Emirates Airline has posted 124% profit growth for its most recent financial year, delivering a AED2.8 billion ($762 million) profit despite “strong competitive pressure across all markets” and higher fuel prices.
For the 12 months ended March 31, passenger numbers rose 4% to 58.5 million, pushing load factor up 2.4 points to 77.5%.
“The increase in passenger seat factor compared to last year’s 75.1%, is a result of successful capacity management in response to political uncertainty and strong competition in many markets, despite a moderate 2% increase in seat capacity,” Emirates said, announcing its year-end results May 9.
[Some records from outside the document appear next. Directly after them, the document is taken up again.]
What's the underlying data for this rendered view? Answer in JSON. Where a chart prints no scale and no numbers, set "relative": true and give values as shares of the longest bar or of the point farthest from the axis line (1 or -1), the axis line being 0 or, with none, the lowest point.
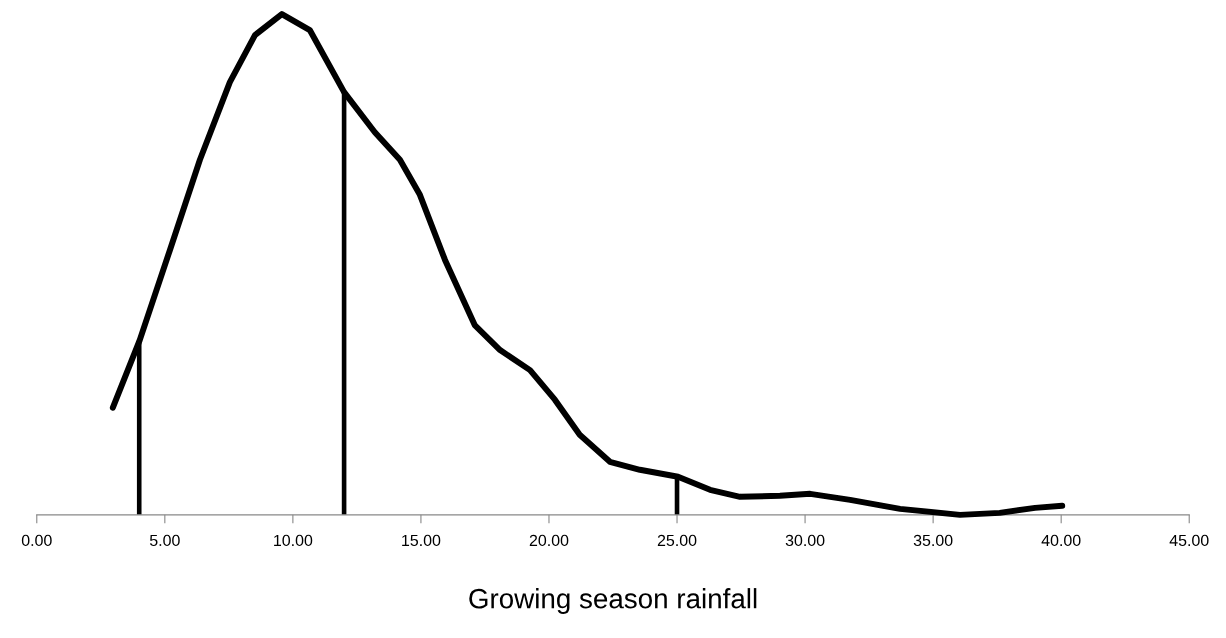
{
  "chart_data": {
    "type": "line",
    "relative": true,
    "xlabel": "Growing season rainfall",
    "xlim": [
      0,
      45
    ],
    "xticks": [
      {
        "value": 0,
        "label": "0.00"
      },
      {
        "value": 5,
        "label": "5.00"
      },
      {
        "value": 10,
        "label": "10.00"
      },
      {
        "value": 15,
        "label": "15.00"
      },
      {
        "value": 20,
        "label": "20.00"
      },
      {
        "value": 25,
        "label": "25.00"
      },
      {
        "value": 30,
        "label": "30.00"
      },
      {
        "value": 35,
        "label": "35.00"
      },
      {
        "value": 40,
        "label": "40.00"
      },
      {
        "value": 45,
        "label": "45.00"
      }
    ],
    "grid": false,
    "marker": "none",
    "line_style": "solid",
    "series": [
      {
        "color": "#000000",
        "x": [
          2.97,
          4.02,
          5.2,
          6.37,
          7.54,
          8.52,
          9.57,
          10.66,
          12.0,
          13.2,
          14.18,
          14.96,
          15.94,
          17.1,
          18.09,
          19.26,
          20.23,
          21.2,
          22.38,
          23.55,
          25.04,
          26.29,
          27.46,
          29.02,
          30.2,
          31.76,
          33.71,
          36.05,
          37.6,
          38.98,
          40.04
        ],
        "values": [
          0.214,
          0.349,
          0.529,
          0.709,
          0.864,
          0.958,
          1.0,
          0.968,
          0.844,
          0.764,
          0.709,
          0.639,
          0.509,
          0.379,
          0.329,
          0.289,
          0.23,
          0.16,
          0.106,
          0.09,
          0.076,
          0.05,
          0.036,
          0.038,
          0.042,
          0.03,
          0.012,
          0.0,
          0.004,
          0.014,
          0.018
        ]
      },
      {
        "type": "bar",
        "color": "#000000",
        "x": [
          4,
          12,
          25
        ],
        "values": [
          0.349,
          0.844,
          0.076
        ]
      }
    ]
  }
}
Dubai-based Emirates had to adjust fare levels because of this difficult backdrop, but revenues still grew 9% to AED92.3 billion. The airline said revenues are “well-balanced,” with none of its six regions contributing more than 30% of overall revenues.
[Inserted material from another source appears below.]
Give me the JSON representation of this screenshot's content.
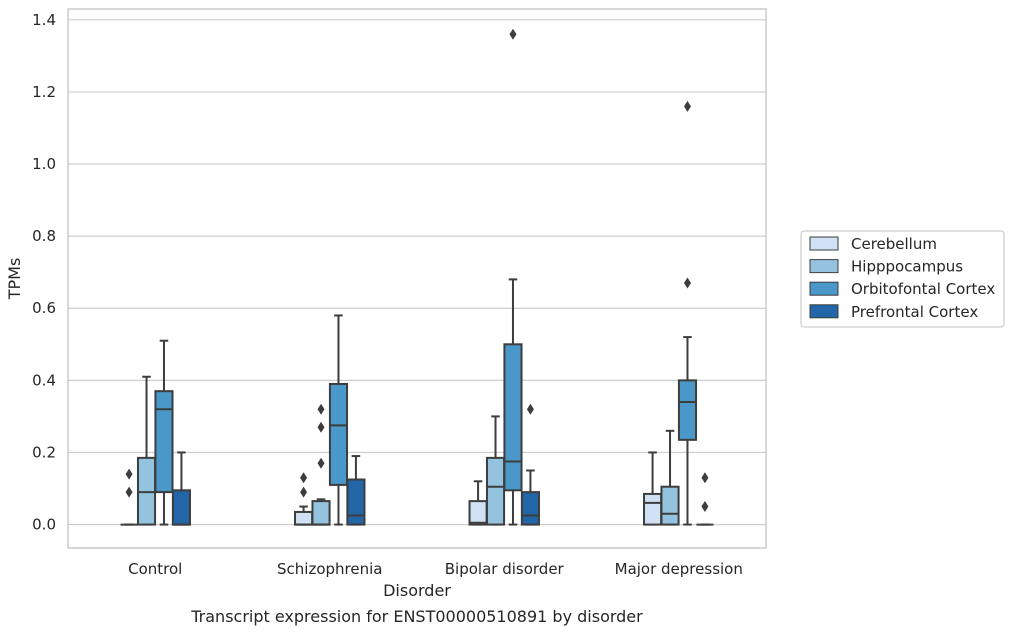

“Europe was the highest revenue-contributing region with AED26.7 billion, up 12% from 2016-17. East Asia and Australasia follows closely with AED25.4 billion, up 12%. The Americas region recorded revenue growth at AED13.4 billion, up 7%. Gulf and Middle East revenue decreased by 2% to AED8.5 billion, whereas revenue for Africa increased by 8% to AED9.4 billion. West Asia and Indian Ocean revenue increased by 5% to AED7.8 billion,” Emirates said.
Emirates SkyCargo recorded “a strong performance in a resurgent market,” delivering 14% of the airline’s total transport revenue at AED12.4 billion, up 17% year-on-year. FTKs were up 14%, while tonnage carried increased 2% to reach 2.6 million tonnes.
Meanwhile, the airline’s operating costs rose 7%. This was driven by fuel costs going up 18%, based on fuel prices increasing 15% and the need for 3% more fuel to support capacity growth. Fuel now makes up 28% of Emirates operating costs, up from 25% in 2016-17.
“The decline of the US dollar against currencies in most of Emirates’ key markets for the first time in a number of years had an AED661 million positive impact to the airline’s bottom line,” the airline said.
Passenger and cargo capacity growth for 2017-18 was moderated to 2%, with Emirates adding just two new passenger destinations—Phnom Penh in Cambodia and Zagreb in Croatia—and increasing capacity to 15 existing destinations. The aim of this moderation was to focus on yields, which rose to 25.3 fils (6.9 US cents) per RPK.
Over the 12 months, Emirates took delivery of eight Airbus A380s and nine Boeing 777-300ERs, taking the airline to a net fleet of 268 aircraft. During the year, Emirates committed to 40 787-10s to be delivered from 2022 and 36 additional A380s, including 16 options.
For 2018-19, Emirates has announced new routes to London Stansted in the UK, Santiago in Chile, Edinburgh in Scotland, and an additional flight between Dubai and Auckland via Bali, as well as capacity upgrades to existing destinations.
At group level, Emirates posted a AED4.1 billion profit, based on record revenue of more than AED100 billion.
“Business conditions in 2017-18, while improved, remained tough. We saw ongoing political instability, currency volatility and devaluations in Africa, rising oil prices which drove our costs up, and downward pressure on margins from relentless competition. On the positive side, we benefitted from a healthy recovery in the global air cargo industry, as well as the relative strengthening of key currencies against the US dollar,” Emirates Airline and group chairman and CEO Sheikh Ahmed bin Saeed Al Maktoum said.